Wormwood, Gentleman Corpse – Vol. 1 and 2. Ben Templesmith November 6, 2008Posted by Cyd in fantasy, graphic novel.
Tags: apocalypse, Ben Templesmith, Birds Bees Blood & Beer, Calamari, interdimensional gate, It Only Hurts When I Pee, leprechaun, Medusa, Mr. Pendulum, Phoebe, Trotsky, Wormwood: Gentleman Corpse
Volume 1: Birds, Bees, Blood & Beer, Volume 2: It Only Hurts When I Pee. Writing and artwork by Ben Templesmith.
I finally got my hands on the first two volumes of Wormwood: Gentleman Corpse, after already having read Volume 3: Calamari Rising. I had been wondering if the first volume provided back-story for Wormwood, but it doesn’t really. Instead, little bits of information about who he is and what he’s about are sprinkled throughout the stories. I prefer this approach, it’s more interesting than reading prologues or introductions.

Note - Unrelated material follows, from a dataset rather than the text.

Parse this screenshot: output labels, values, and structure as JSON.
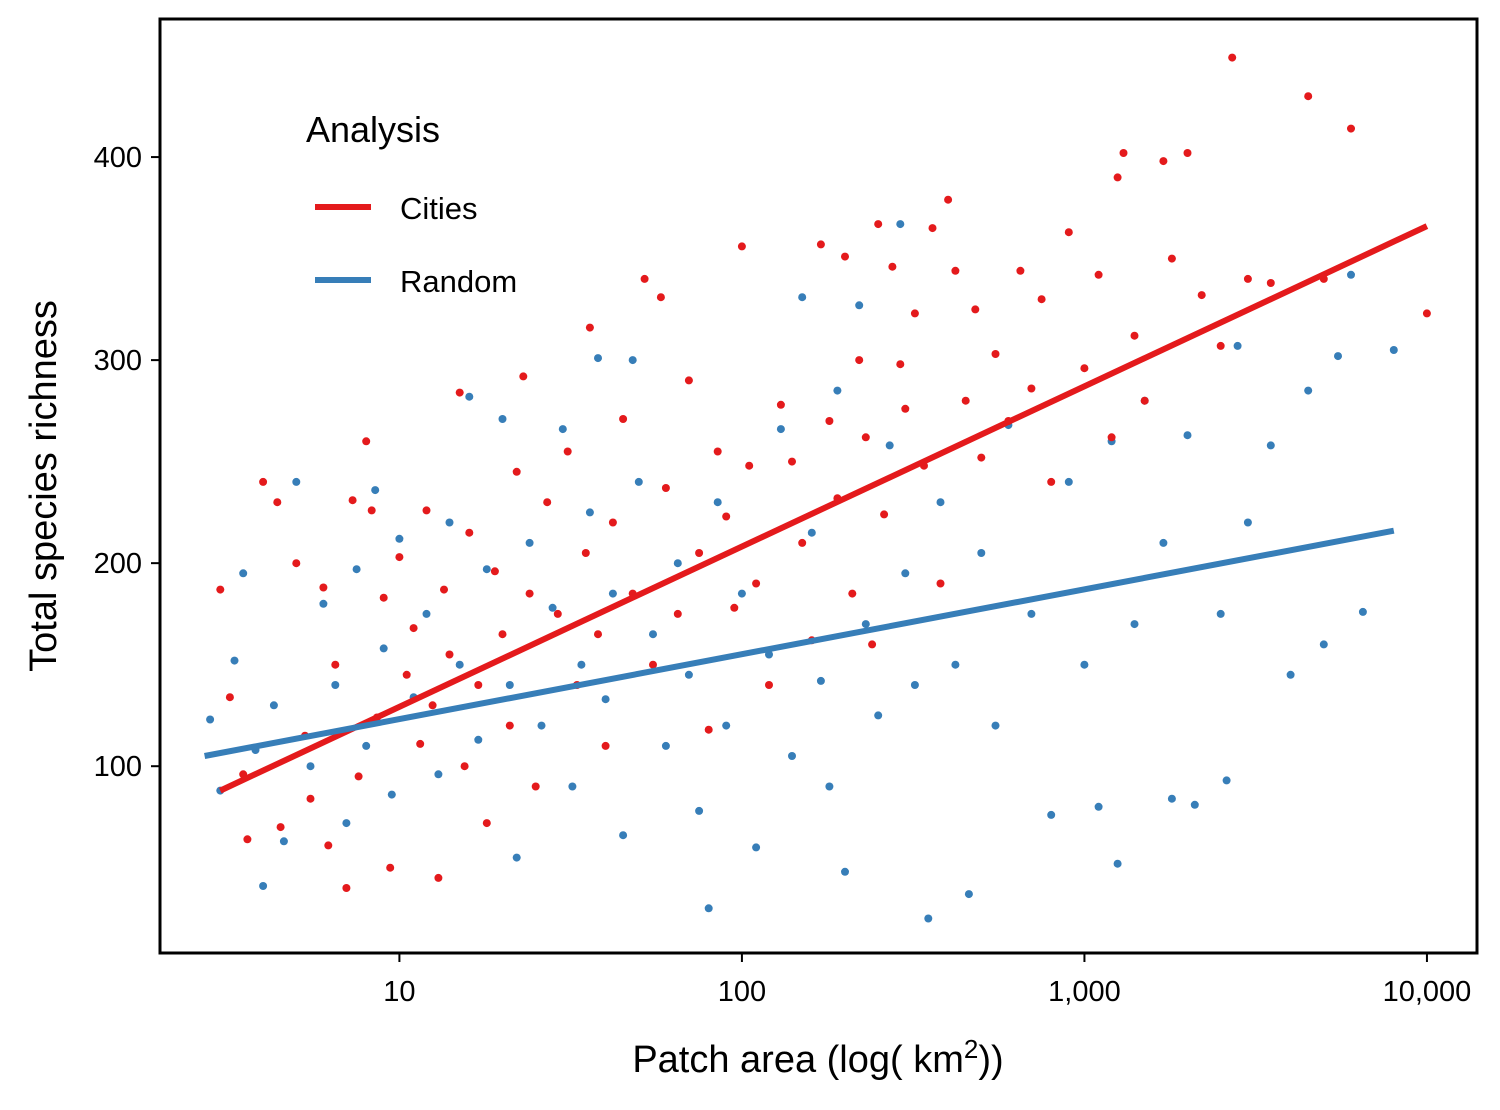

There are a few main characters. Wormwood is a sentient slug living in the eye socket of an animated corpse. His friends include Trotsky, a ghost cop, Mr. Pendulum, mechanical sidekick who looks like a member of ZZ Top (circa 1985), and Phoebe, one of Medusa’s sisterhood of gatekeepers. Somehow, Templesmith makes all of this seem sensible.
Ben Templesmith is a hugely talented artist, and the artwork in the books is excellent. Rich, dark colours and odd looking characters inhabit a dreary world that wouldn’t be out of place in a Ridley Scott movie. His artwork sometimes reminds me of that of Dave McKean.
The stories, though, are the best part. They are funny, satirical, and very off-the-wall. The strangest things happen, and stories are resolved in most unexpected ways. He sneaks in some very subversive bits (for example, secret communications between the Vatican and the Four Horsemen of the Apocalypse in “Segue to Destruction” in Volume 2) that are terrific.
I don’t want to spoil the fun for anyone, so I’m not going to go into a lot of detail. I’ll just say that reading these books was the most fun I’ve had with a graphic novel. I recommend them to anyone looking for something truly original.
Both books include extra artwork and cover art at the end. More artwork can be found on Templesmith’s website – it’s worth having a look.